Attack-Resilient Design for Connected and Automated Vehicles

By sharing local sensor information via Vehicle-to-Vehicle (V2V) wireless communication networks, Cooperative Adaptive Cruise Control (CACC) is a technology that enables Connected and Automated Vehicles (CAVs) to drive autonomously on the highway in closely-coupled platoons. The use of CACC technologies increases safety and the traffic throughput, and decreases fuel consumption and CO2 emissions. However, CAVs heavily rely on embedded software, hardware, and communication networks that make them vulnerable to a range of cyberattacks. Cyberattacks to a particular CAV compromise the entire platoon as CACC schemes propagate corrupted data to neighboring vehicles potentially leading to traffic delays and collisions.

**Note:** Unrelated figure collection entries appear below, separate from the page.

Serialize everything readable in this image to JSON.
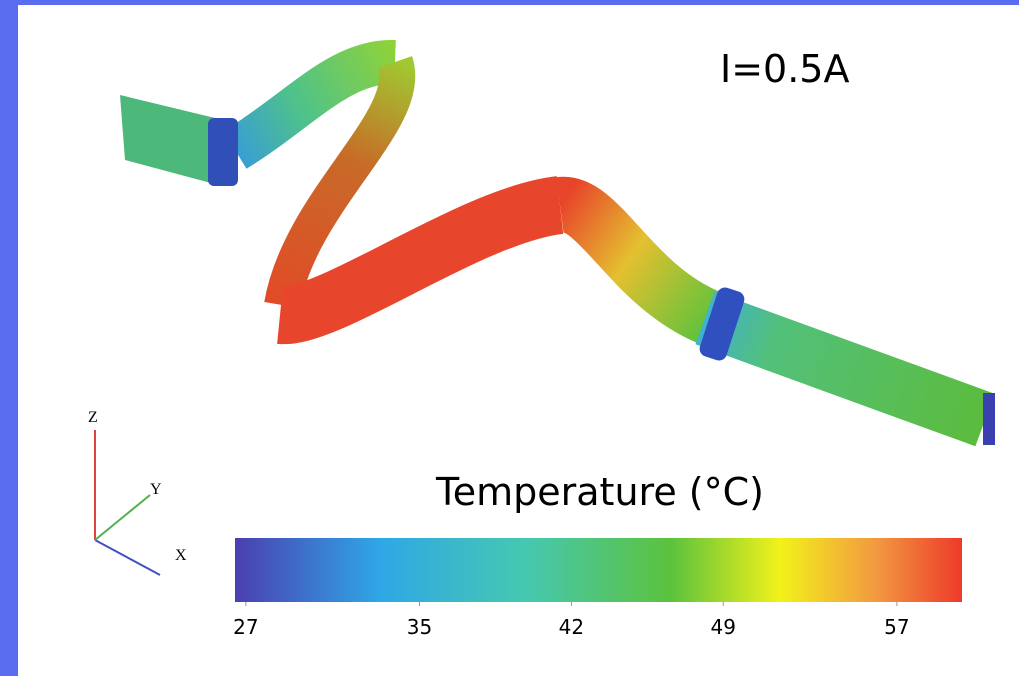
{
  "annotation": "I=0.5A",
  "colorbar": {
    "title": "Temperature (°C)",
    "lim": [
      26.5,
      60
    ],
    "ticks": [
      27,
      35,
      42,
      49,
      57
    ]
  },
  "axes_triad": {
    "z": "Z",
    "y": "Y",
    "x": "X"
  }
}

Physics-based monitors can be used to detect the presence of False Data Injection (FDI) attacks to CAV sensors; however, unavoidable system disturbances and modelling uncertainty often translates to conservative detection results. Given enough system knowledge, adversaries are still able to launch a range of attacks that can surpass the detection scheme by hiding within the system disturbances and uncertainty -- we refer to this class of attacks as \textit{stealthy FDI attacks}. Stealthy attacks are hard to deal with as they affect the platoon dynamics without being noticed. In this manuscript, we propose a co-design methodology (built around a series convex programs) to synthesize distributed attack monitors and $H_{\infty}$ CACC controllers that minimize the joint effect of stealthy FDI attacks and system disturbances on the platoon dynamics while guaranteeing a prescribed platooning performance (in terms of tracking and string stability). Computer simulations are provided to illustrate the performance of out tools.